Acerca del pudor en tiempos de transparencia y desnudez

Viene a cuento de que, el último día de julio, incluía el resumen de un blog de Beatrice Copper-Royer, del propio Le Monde, titulado "El pudor: un valor a no tirar al cesto" (mantengo el galicismo para no alargar la frase). Confieso que me sorprendió, pues el diario parisino no es precisamente pacato.

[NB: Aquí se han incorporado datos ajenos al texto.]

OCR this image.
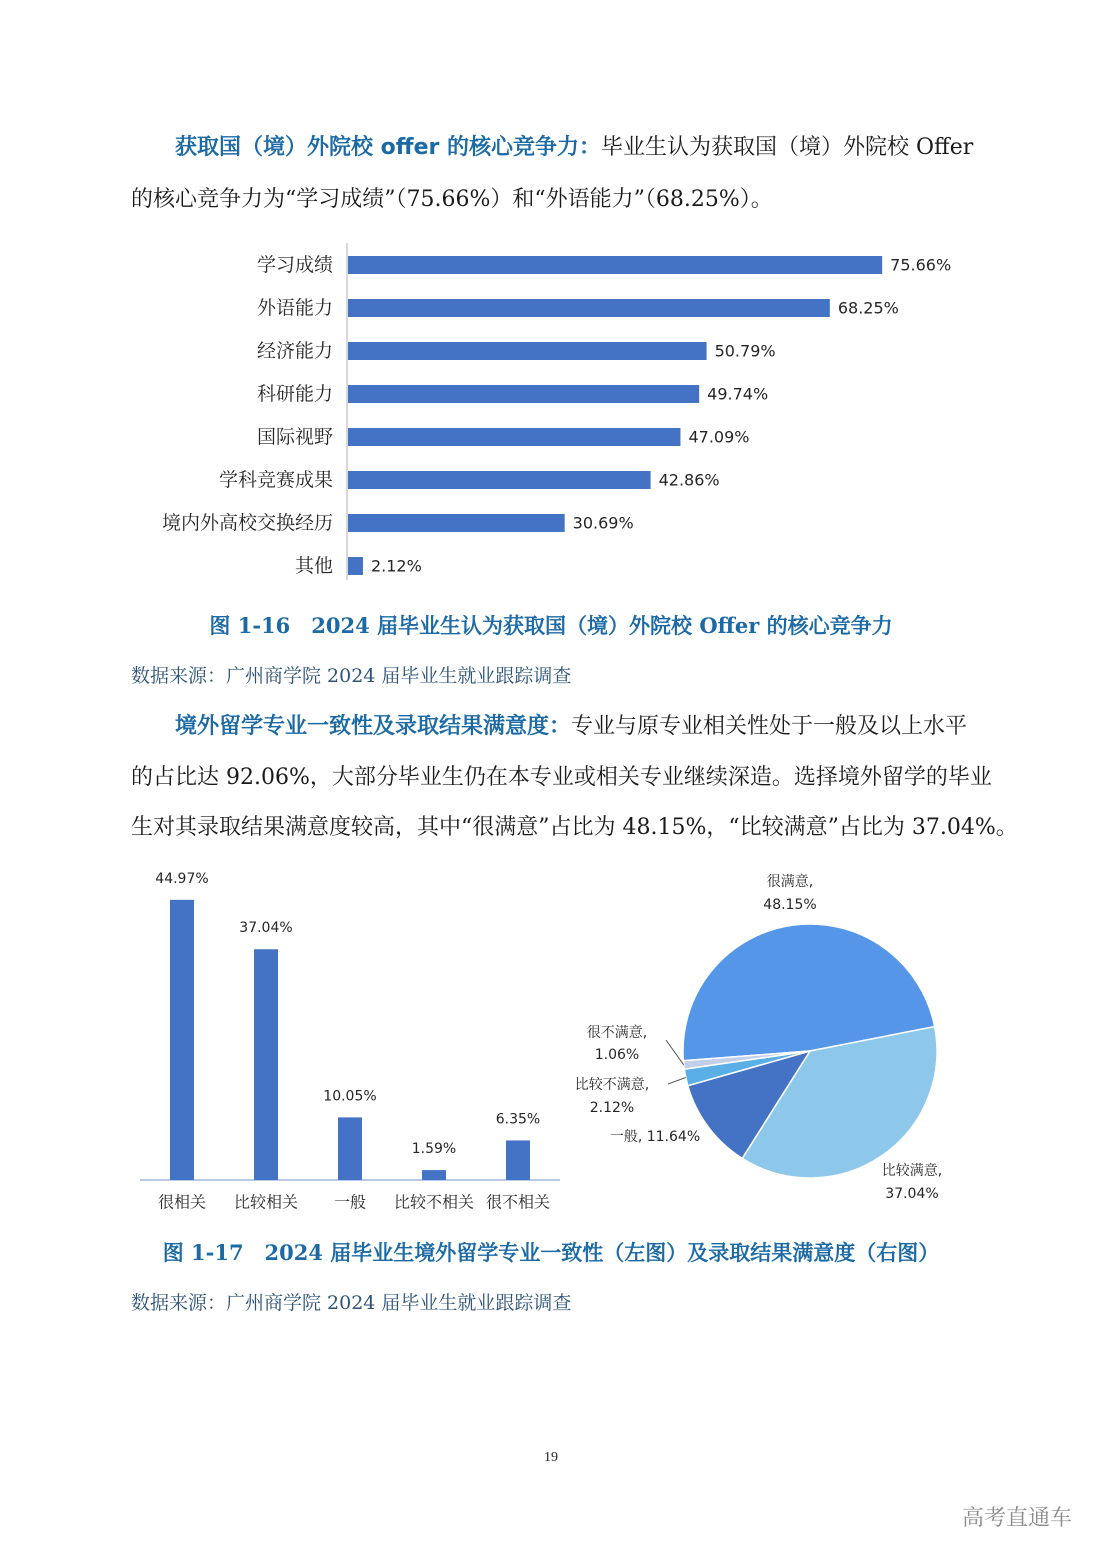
获取国（境）外院校 offer 的核心竞争力：毕业生认为获取国（境）外院校 Offer
的核心竞争力为“学习成绩”（75.66%）和“外语能力”（68.25%）。
学习成绩	75.66%
外语能力	68.25%
经济能力	50.79%
科研能力	49.74%
国际视野	47.09%
学科竞赛成果	42.86%
境内外高校交换经历	30.69%
其他 2.12%
图 1-16　2024 届毕业生认为获取国（境）外院校 Offer 的核心竞争力
数据来源：广州商学院 2024 届毕业生就业跟踪调查
境外留学专业一致性及录取结果满意度：专业与原专业相关性处于一般及以上水平
的占比达 92.06%，大部分毕业生仍在本专业或相关专业继续深造。选择境外留学的毕业
生对其录取结果满意度较高，其中“很满意”占比为 48.15%，“比较满意”占比为 37.04%。
44.97%
很相关
37.04%
比较相关
10.05%
一般
1.59%
比较不相关
6.35%
很不相关
很满意,
48.15%
比较满意,
37.04%
一般, 11.64%
比较不满意,
2.12%
很不满意,
1.06%
图 1-17　2024 届毕业生境外留学专业一致性（左图）及录取结果满意度（右图）
数据来源：广州商学院 2024 届毕业生就业跟踪调查
19
高考直通车
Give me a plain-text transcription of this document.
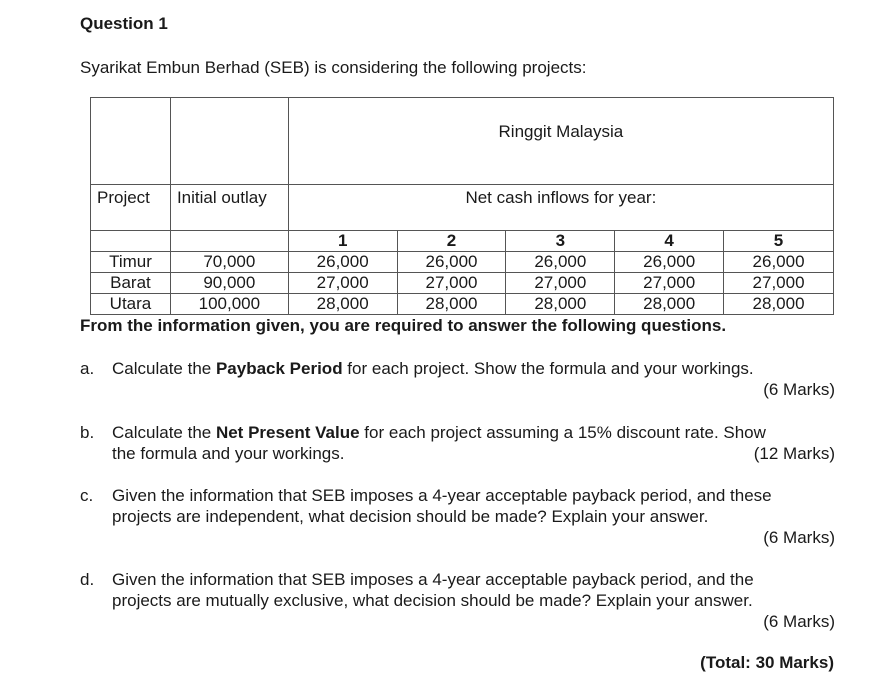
Question 1
Syarikat Embun Berhad (SEB) is considering the following projects:
		Ringgit Malaysia				
Project	Initial outlay	Net cash inflows for year:				
		1	2	3	4	5
Timur	70,000	26,000	26,000	26,000	26,000	26,000
Barat	90,000	27,000	27,000	27,000	27,000	27,000
Utara	100,000	28,000	28,000	28,000	28,000	28,000
From the information given, you are required to answer the following questions.
a. Calculate the Payback Period for each project. Show the formula and your workings.
(6 Marks)
b. Calculate the Net Present Value for each project assuming a 15% discount rate. Show
the formula and your workings.	(12 Marks)
c. Given the information that SEB imposes a 4-year acceptable payback period, and these
projects are independent, what decision should be made? Explain your answer.
(6 Marks)
d. Given the information that SEB imposes a 4-year acceptable payback period, and the
projects are mutually exclusive, what decision should be made? Explain your answer.
(6 Marks)
(Total: 30 Marks)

El artículo arranca contando cómo una madre y su hijo de cinco años daban vueltas al regalo de cumpleaños del padre. Y el chaval, con decisión, propuso comprarle un pijama. Se ve que no le gustaba que su padre durmiera desnudo y se pasease sin ropa por la casa con plena tranquilidad. Comenta la autora: "Probablemente, atrapado en el torbellino de una sexualidad infantil que hace a un niño de esa edad particularmente sensible y vulnerable, el cuerpo desnudo de su padre le inquietaba y le provocaba emociones complejas".

Los niños pequeños no son púdicos por naturaleza. Se trata más bien de un valor que se les inculca. Tiene importancia, porque así toman conciencia de su intimidad: "entre cada uno y los demás, hay una frontera: lo íntimo no se comparte con no importa cuándo, cómo ni quién". En el fondo, ese aprendizaje conduce también al respeto mutuo.

Béatrice Copper-Royer es psicóloga clínica, especializada en infancia y adolescencia. Parece saber de lo que habla, y se pone la venda antes de la herida: "ya estoy oyendo los comentarios: ¿no es mojigatería todo este discurso? ¿No es un recordatorio de valores burgueses y reaccionarios, petrificados en convenciones sociales?"

No es cuestión de extremismo, sino de prudencia. Al cabo, no es lo mismo ver accidentalmente la desnudez de los padres que tenerla siempre a la vista. Porque forma parte de su intimidad, que no tienen por qué compartir los hijos. Con el pudor, el niño aprende, ya en torno a los tres años, que su propio cuerpo sólo le pertenece a él, y nadie tiene derecho a apropiárselo ni con la mirada ni con el tacto.

Con mayor motivo puede ser más negativa la promiscuidad en la primera adolescencia, cuando el crecimiento provoca nuevas e intensas emociones con frecuencia desestabilizadoras. Surge entonces la paradoja: el adolescente, celoso de su intimidad en el ámbito de la familia, se despliega casi sin límites en las Redes sociales, hasta llegar a auténticos exhibicionismos. Concluye la autora: "es preciso no sólo enseñar a los niños que esos valores son importantes y les protegen, sino también recordárselo sin cansancio años después, cuando se abandonan delante de sus pantallas".

Así lo señalaba también el semanario Time en un reciente reportaje sobre el narcisismo de la joven generación. Muchos internautas se han sorprendido con la supervigilancia electrónica protagonizada por su Gobierno. Protestan por una intromisión..., compatible con la abundancia de los datos que dejan cada día en la Red. Facebook habla de que recibe a diario en todo el mundo casi cinco mil millones de posts, de los cuales trescientos millones son fotos.

La falta de pudor alcanza también hoy al varón supuestamente maduro, al que no le importa mostrar piernas peludas en medio del asfalto; o a la mujer, a veces demasiado madura, que descubre ombligo, muslos y senos, aunque la mirada ajena se aleje de tanta carne maltrecha.

Las personas que se quejan del espionaje masivo tampoco tienen reparo en participar activa y prolíficamente en las Redes. Se produce un juego incierto entre intimidad y transparencia, entre vida privada y seguridades. Al final, prevalecen las ventajas de Internet sobre los posibles inconvenientes. Es más: la joven generación no entiende ya la vida sin esa continua presencia en las Redes sociales. Probablemente sólo los padres que sepan ganarse la confianza de sus hijos, podrán ayudarles a entender la importancia y el contenido práctico de valores como el pudor y la intimidad. En el fondo, está en juego la auténtica madurez de la persona.